Media reports indicate that in 2002 a fire inside the CyberBunker 1.0 facility in The Netherlands summoned emergency responders, who discovered a lab hidden inside the bunker that was being used to produce the drug ecstasy/XTC.
Blaauw said nobody was ever charged for the drug lab, which was blamed on another tenant in the building. Blauuw said Xennt and others in 2003 were then denied a business license to continue operating in the bunker, and they were forced to resell servers from a different location — even though they bragged to clients for years to come about hosting their operations from an ultra-secure underground bunker.
“After the fire in 2002, there was never any data or servers stored in the bunker,” in The Netherlands, Blaauw recalled. “For 11 years they told everyone [the hosting servers where] in this ultra-secure bunker, but it was all in Amsterdam, and for 11 years they scammed all their clients.”
Blaauw said sometime between 2012 and 2013, Xennt purchased the bunker in Traben-Trarbach, Germany — a much more modern structure that was built in 1997. CyberBunker was reborn, and it began offering many of the same amenities and courted the same customers as CyberBunker 1.0 in The Netherlands.
“They’re known for hosting scammers, fraudsters, pedophiles, phishers, everyone,” Blaauw said. “That’s something they’ve done for ages and they’re known for it.”
About the time Xennt and company were settling into their new bunker in Germany, he and Kamphuis were engaged in a fairly lengthy and large series of distributed denial-of-service (DDoS) attacks aimed at sidelining a number of Web sites — particularly anti-spam organization Spamhaus. A chat record of that assault, detailed in my 2016 piece, Inside the Attack that Almost Broke the Internet, includes references to and quotes from both Xennt and Kamphuis.
Kamphuis was later arrested in Spain on the DDoS attack charges.

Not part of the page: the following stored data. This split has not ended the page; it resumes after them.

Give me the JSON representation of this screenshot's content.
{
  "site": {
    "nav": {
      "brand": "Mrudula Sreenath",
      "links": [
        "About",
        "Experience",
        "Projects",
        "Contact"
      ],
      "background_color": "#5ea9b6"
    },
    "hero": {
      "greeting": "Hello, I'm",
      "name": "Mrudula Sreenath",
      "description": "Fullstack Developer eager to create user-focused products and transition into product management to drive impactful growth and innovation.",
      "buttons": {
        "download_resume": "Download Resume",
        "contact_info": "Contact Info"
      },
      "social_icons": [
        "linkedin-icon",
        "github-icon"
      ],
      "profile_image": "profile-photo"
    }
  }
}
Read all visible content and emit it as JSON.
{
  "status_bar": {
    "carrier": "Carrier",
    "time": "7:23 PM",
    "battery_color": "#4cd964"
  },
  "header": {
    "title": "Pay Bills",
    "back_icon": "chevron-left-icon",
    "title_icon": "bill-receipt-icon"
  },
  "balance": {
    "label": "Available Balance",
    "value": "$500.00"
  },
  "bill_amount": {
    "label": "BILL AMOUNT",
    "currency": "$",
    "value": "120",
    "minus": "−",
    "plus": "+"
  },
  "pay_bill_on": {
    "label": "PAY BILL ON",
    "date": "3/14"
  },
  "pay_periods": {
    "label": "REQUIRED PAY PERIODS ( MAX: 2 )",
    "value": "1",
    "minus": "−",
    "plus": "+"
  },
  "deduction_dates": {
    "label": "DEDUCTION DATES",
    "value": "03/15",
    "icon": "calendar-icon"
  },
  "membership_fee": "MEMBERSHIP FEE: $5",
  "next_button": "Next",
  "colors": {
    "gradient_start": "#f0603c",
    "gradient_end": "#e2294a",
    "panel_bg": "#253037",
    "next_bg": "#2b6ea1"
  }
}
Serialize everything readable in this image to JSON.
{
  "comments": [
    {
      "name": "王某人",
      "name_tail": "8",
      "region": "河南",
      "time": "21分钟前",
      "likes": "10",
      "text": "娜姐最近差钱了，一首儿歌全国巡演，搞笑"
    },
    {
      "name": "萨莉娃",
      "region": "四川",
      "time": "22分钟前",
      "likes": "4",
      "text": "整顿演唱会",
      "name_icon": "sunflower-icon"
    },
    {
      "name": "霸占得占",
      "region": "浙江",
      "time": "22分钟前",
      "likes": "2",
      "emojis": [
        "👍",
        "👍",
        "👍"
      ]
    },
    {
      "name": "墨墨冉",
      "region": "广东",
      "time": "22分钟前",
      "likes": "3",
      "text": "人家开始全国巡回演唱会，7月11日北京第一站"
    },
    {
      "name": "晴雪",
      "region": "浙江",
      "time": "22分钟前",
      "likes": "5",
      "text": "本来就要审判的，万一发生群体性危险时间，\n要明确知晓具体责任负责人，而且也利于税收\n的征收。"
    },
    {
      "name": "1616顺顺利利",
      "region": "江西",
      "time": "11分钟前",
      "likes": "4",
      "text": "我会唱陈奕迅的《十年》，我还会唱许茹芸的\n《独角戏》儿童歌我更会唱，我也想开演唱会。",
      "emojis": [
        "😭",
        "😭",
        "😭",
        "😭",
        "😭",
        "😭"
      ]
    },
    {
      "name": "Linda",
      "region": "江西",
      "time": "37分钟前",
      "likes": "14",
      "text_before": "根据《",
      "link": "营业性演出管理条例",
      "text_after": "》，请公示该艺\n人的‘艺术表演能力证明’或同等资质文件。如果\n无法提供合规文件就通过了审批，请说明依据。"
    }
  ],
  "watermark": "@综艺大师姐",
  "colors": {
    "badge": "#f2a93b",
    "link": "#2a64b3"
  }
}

He was convicted in The Netherlands and sentenced to time served, which was approximately 55 days of detention prior to his extradition to the United States.
The AP story mentioned above quoted German prosecutor Juergen Bauer saying the 59-year-old main suspect in the case was believed to have links to organized crime.
A 2015 expose’ (PDF) by the Irish newspaper The Sunday World compared Mr. Xennt (pictured below) to a villain from a James Bond movie, and said he has been seen frequently associating with another man: an Irish mobster named George “the Penguin” Mitchell, listed by Europol as one of the top-20 drug traffickers in Europe and thought to be involved in smuggling heroin, cocaine and ecstasy.
Blaauw said he doesn’t know whether Kamphuis was arrested or named in the investigation, but added that people who know him and can usually reach him have not heard from Kamphuis over several days.
Here’s what the CyberBunker in The Netherlands looked like back in the early aughts when Xennt still ran it:
Here’s what it looks like now after being renovated by Blaauw’s company and designed as a security operations center (SOC):
I’m glad when truly bad guys doing bad stuff like facilitating child porn are taken down. The truth is, almost anyone trafficking in the kinds of commerce these guys courted also is building networks of money laundering business that become very tempting to use or lease out for other nefarious purposes, including human trafficking, and drug trafficking.